Una de las consecuencias del momento crítico que atraviesa el Frente Amplio es que su Mesa Política ha sido convocada para este viernes, por iniciativa del Movimiento de Participación Popular, a “discutir la vigencia” del acuerdo político que sustenta, desde que fue aprobado por el Plenario Nacional el 9 de febrero de 1972, la existencia del propio FA, y al que nunca se le ha cambiado ni una coma.

El acuerdo, que en realidad se llama “Compromiso político”, establece que los sectores frenteamplistas (en aquel entonces no había representantes en el Plenario Nacional de los comités de base) mantendrán “la unidad y continuidad” del FA, mediante el “acatamiento” de “las resoluciones de los organismos dirigentes”. Eso es, obviamente, lo que se le quiere reclamar al Partido Comunista, a propósito del proyecto de asociación público-privada y, por si acaso, en términos generales.

Sin embargo, no pueden caber dudas acerca del valor esencial -quizás incluso exagerado- que asignan los comunistas a la disciplina en una organización política. Y todos sabemos, el PCU no ha sido el único desacatado en los últimos tiempos.

La cuestión es que las normas de funcionamiento se basan en lo que el derecho romano llamaba affectio societatis, o sea la voluntad de asociarse de modo duradero, en términos de cooperación y lealtad, a partir de la confianza en que se comparten objetivos importantes. Cuando se debilitan esos factores, el cumplimiento de los compromisos estatutarios queda en grave peligro.

La “Declaración constitutiva” del FA, firmada el 5 de febrero de 1971 y nunca modificada, explica con mucha claridad los motivos que llevaron a fundar esa fuerza política, superando antiguas y duras enemistades entre sectores de izquierda, atrayendo a fracciones de los partidos tradicionales y convocando a muchísimas personas sin alineamiento partidario.

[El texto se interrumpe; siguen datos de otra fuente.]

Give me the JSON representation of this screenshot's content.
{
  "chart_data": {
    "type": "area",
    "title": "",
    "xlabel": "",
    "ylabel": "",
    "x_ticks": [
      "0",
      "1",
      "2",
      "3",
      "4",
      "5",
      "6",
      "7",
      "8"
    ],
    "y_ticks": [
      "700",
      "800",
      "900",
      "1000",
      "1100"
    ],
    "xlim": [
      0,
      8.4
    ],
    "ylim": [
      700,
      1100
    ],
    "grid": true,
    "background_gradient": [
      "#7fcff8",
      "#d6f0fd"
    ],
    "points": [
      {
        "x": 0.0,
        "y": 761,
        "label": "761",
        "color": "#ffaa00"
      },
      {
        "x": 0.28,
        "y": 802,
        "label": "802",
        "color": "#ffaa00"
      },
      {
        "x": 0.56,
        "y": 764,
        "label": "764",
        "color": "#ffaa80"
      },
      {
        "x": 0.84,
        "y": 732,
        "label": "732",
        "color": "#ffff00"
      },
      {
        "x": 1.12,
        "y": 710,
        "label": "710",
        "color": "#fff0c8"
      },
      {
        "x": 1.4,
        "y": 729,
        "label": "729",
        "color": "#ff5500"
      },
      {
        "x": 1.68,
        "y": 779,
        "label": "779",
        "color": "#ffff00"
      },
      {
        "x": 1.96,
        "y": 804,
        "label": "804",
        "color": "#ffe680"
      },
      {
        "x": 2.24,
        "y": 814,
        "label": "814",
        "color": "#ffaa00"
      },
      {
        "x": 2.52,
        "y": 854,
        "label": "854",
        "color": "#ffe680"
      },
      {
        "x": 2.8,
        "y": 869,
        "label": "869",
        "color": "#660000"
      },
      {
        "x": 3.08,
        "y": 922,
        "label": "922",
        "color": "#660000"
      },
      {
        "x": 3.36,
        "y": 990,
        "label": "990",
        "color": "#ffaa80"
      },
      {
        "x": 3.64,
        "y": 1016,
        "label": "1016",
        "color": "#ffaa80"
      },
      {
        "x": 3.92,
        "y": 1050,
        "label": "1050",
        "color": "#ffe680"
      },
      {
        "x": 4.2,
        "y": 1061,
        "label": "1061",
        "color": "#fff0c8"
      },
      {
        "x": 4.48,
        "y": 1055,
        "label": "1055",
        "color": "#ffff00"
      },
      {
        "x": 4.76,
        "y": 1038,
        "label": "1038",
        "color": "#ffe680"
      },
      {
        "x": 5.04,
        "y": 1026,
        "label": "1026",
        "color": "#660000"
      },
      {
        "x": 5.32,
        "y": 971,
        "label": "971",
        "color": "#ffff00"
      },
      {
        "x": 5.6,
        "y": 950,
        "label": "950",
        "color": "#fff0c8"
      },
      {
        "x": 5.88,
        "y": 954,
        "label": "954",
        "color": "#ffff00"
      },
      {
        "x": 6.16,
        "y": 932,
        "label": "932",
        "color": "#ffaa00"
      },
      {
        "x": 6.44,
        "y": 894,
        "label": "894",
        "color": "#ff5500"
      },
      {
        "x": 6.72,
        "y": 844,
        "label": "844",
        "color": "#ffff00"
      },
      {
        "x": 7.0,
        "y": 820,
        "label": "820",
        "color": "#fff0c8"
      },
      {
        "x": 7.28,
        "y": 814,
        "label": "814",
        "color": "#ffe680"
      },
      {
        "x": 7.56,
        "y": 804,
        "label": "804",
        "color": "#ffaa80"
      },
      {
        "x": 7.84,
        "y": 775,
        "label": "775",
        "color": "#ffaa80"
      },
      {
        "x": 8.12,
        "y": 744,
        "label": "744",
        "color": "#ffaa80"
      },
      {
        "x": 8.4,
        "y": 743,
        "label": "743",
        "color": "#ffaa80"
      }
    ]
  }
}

Esa declaración expresa la percepción de enemigos comunes en escala nacional e internacional (“una oligarquía en directa connivencia con el imperialismo”), y de una “polarización inevitable” debido al creciente autoritarismo con que el gobierno de Jorge Pacheco Areco impulsaba un proyecto “antinacional y antipopular”. En ese marco, admite que “ninguna fuerza política aislada sería capaz de abrir una alternativa cierta de poder al pueblo organizado” y sostiene que es necesario definir, defender y aplicar, mediante el acceso al gobierno nacional, “un programa de contenido democrático y antiimperialista que establezca el control y la dirección planificada y nacionalizada de los puntos claves del sistema económico para sacar al país de su estancamiento, redistribuir de modo equitativo el ingreso, aniquilar el predominio de la oligarquía de intermediarios, banqueros y latifundistas y realizar una política de efectiva libertad y bienestar, basada en el esfuerzo productivo de todos los habitantes de la República”.

Cuarenta años después, es obvio que aquel común denominador perdió vigencia. Hasta que se identifique uno nuevo, adecuado a la diversidad actual de los motivos para integrar el FA, no será posible reconstruir las confianzas necesarias para que el proyecto compartido predomine sobre los sectoriales, los socios sean considerados compañeros y haya disciplina, no por temor a las sanciones, sino por una fuerte convicción acerca de su necesidad y conveniencia. Sin lo que los documentos fundacionales llaman “las bases programáticas de la unidad”, lo que está en tela de juicio no es la vigencia del “Compromiso político” sino la del frenteamplismo.